Badari também destaca que a matéria já tem parecer favorável da PGR (Procuradoria Geral da República) que seguiu entendimento do STJ (Superior Tribunal de Justiça). Ambos defendem que o INSS deve considerar todas as contribuições previdenciárias que o segurado fez à Previdência Social no cálculo da sua aposentadoria. O INSS, porém, recorreu ao STF para tentar frear a aplicação da Revisão da Vida Toda por questões econômicas.
"O recente parecer favorável da PGR foi um passo muito importante para o reconhecimento do direito dos aposentados. A tendência é que os ministros do Supremos sigam o mesmo entendimento, que está em consonância com o STJ e os Tribunais Federias brasileiros, que já reconheceram que o INSS deve considerar todas as contribuições previdenciárias que o segurado fez à Previdência Social antes de 1994", analisa o especialista.
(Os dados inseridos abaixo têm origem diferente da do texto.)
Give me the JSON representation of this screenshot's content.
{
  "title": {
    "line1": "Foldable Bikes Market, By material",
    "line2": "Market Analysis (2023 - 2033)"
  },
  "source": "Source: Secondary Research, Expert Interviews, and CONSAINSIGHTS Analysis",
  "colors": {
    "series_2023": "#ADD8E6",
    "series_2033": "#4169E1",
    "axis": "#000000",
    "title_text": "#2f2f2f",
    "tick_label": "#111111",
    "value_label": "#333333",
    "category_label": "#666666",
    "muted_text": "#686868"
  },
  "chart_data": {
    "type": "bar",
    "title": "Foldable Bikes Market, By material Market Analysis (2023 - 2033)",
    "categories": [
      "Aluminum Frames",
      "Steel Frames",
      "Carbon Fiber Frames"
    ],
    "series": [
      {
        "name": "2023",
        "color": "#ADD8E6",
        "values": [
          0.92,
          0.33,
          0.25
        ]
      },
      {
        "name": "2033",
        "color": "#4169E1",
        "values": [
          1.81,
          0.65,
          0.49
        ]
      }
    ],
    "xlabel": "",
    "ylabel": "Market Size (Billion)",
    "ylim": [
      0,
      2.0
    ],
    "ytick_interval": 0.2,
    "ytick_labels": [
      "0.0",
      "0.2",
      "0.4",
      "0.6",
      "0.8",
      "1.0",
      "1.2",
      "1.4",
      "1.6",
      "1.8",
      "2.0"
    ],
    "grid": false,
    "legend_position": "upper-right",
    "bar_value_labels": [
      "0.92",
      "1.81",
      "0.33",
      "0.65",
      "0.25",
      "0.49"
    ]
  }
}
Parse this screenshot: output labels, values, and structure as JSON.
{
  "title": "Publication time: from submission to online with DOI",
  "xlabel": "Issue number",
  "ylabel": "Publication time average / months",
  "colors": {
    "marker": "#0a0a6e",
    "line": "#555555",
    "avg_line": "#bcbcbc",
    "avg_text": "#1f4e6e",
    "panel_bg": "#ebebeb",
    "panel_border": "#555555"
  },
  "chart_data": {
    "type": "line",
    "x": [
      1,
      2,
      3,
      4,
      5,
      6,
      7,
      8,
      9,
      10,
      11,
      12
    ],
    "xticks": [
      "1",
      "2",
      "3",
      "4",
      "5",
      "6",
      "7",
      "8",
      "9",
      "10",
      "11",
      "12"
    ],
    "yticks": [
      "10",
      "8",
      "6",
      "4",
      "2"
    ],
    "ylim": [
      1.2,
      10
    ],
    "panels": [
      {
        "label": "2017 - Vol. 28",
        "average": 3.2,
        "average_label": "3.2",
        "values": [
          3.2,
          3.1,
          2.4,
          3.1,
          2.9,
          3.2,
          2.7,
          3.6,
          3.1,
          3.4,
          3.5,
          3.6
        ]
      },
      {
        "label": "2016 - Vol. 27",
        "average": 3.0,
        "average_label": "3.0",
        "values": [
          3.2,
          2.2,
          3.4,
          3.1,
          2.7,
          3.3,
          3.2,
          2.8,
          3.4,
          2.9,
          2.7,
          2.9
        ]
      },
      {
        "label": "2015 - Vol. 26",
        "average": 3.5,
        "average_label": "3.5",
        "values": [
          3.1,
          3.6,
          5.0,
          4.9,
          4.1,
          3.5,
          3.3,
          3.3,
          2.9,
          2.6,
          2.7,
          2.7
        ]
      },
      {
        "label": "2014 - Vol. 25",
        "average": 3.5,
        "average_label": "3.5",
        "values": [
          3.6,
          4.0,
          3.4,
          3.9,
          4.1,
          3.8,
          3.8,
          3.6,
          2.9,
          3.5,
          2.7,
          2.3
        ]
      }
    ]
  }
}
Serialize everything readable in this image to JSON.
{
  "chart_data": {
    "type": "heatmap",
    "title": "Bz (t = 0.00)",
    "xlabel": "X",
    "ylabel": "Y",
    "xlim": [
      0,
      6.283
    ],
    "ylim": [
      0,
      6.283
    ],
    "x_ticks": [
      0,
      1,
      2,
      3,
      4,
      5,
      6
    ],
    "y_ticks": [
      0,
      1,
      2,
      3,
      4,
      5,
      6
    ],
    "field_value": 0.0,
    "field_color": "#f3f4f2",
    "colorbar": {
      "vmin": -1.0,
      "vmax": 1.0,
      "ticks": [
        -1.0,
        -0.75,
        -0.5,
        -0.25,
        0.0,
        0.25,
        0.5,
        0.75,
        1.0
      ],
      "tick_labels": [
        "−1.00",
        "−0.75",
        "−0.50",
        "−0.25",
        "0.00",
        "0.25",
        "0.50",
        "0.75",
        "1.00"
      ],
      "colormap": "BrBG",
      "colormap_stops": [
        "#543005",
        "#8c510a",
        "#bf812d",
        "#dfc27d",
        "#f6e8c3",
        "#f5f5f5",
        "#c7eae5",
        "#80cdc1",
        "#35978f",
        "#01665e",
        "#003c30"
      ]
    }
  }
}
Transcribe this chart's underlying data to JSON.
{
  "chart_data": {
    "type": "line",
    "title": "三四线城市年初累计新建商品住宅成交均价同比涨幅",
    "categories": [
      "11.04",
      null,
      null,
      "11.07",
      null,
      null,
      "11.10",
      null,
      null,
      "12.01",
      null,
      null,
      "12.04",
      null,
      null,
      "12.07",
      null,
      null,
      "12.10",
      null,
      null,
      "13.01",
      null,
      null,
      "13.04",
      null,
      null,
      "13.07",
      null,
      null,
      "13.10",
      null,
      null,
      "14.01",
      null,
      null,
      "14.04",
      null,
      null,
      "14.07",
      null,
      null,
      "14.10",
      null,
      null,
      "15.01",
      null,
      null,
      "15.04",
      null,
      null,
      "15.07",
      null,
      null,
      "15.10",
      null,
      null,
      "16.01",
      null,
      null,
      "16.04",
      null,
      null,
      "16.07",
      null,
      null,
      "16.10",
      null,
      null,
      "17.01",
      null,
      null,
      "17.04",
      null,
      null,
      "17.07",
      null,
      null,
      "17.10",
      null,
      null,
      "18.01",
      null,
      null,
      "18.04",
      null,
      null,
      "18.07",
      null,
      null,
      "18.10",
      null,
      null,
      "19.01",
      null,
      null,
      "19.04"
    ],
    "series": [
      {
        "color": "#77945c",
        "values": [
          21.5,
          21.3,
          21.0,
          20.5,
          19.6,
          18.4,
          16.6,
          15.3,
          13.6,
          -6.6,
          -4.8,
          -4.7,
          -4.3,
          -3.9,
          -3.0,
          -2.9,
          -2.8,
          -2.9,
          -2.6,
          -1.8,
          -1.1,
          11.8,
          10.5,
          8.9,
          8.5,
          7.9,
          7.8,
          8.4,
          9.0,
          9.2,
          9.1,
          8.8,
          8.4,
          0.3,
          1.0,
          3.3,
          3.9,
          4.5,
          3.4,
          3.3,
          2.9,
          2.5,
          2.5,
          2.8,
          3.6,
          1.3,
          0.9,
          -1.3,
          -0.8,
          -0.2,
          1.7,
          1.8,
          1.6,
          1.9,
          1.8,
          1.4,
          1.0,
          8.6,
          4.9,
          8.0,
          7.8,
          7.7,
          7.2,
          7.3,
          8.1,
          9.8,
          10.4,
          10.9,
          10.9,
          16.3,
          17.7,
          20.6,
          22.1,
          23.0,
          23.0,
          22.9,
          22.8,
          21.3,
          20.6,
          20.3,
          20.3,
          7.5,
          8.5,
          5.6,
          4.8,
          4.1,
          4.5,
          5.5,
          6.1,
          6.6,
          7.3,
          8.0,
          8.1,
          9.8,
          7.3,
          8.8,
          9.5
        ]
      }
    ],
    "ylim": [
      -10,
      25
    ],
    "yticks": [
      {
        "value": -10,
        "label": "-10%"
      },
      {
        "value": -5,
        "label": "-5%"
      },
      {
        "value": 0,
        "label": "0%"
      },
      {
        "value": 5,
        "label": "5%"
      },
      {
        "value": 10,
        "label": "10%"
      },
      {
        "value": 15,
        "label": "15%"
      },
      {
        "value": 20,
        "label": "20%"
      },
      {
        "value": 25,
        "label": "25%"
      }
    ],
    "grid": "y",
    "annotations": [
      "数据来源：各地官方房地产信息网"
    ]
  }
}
João Badari também destaca que a posição da decisão PGR reforça que o INSS não poderia aplicar uma regra de transição mais desfavorável que a permanente.
"Afinal, regras de transição sempre devem beneficiar, jamais prejudicar. Enxergo a Revisão da Vida Toda como a mais importante revisão de aposentadoria desde a negativa da desaposentação, espero que o STF traga justiça aos aposentados que foram prejudicados", pontua o advogado Todos os processos que tratam sobre a Revisão da Vida Toda estão suspensos desde 28 de maio de 2020 em todo o país, aguardando a decisão do STF. O advogado João Badari ressalta que o pedido desta revisão deve ser ingressada na Justiça.
"Não é possível pedir a revisão de forma administrativa no INSS. Antes de ingressar com a ação é importante procurar um profissional para fazer o cálculo das contribuições feitas antes de 1994 para saber se vale a pena", pontua. Simulação Para se ter um a ideia de como o julgamento do STF pode modificar a vida de aposentados e pensionistas do INSS, o advogado Giovanni Magalhães, especialista em cálculo do ABL Calc, fez uma simulação de pedido de Revisão da Vida Toda.
Caso: Homem, aposentado desde 30/08/2017 com 16 anos de contribuição. Neste caso, o segurado deixou de contribuir ao INSS durante grande período após 1994, de forma que, na concessão, houve aplicação do mínimo divisor deixando o benefício no valor do salário mínimo. Sendo assim, ao considerar as contribuições anteriores a julho de 1994, o benefício atual de R$ 1.039 passa para R$ 4.799,96, com previsão de atrasados de R$ 118.477,38.
O mínimo divisor é uma regra prevista para impedir que pessoas com poucas contribuições tenham um cálculo igual a alguém que contribuiu mais.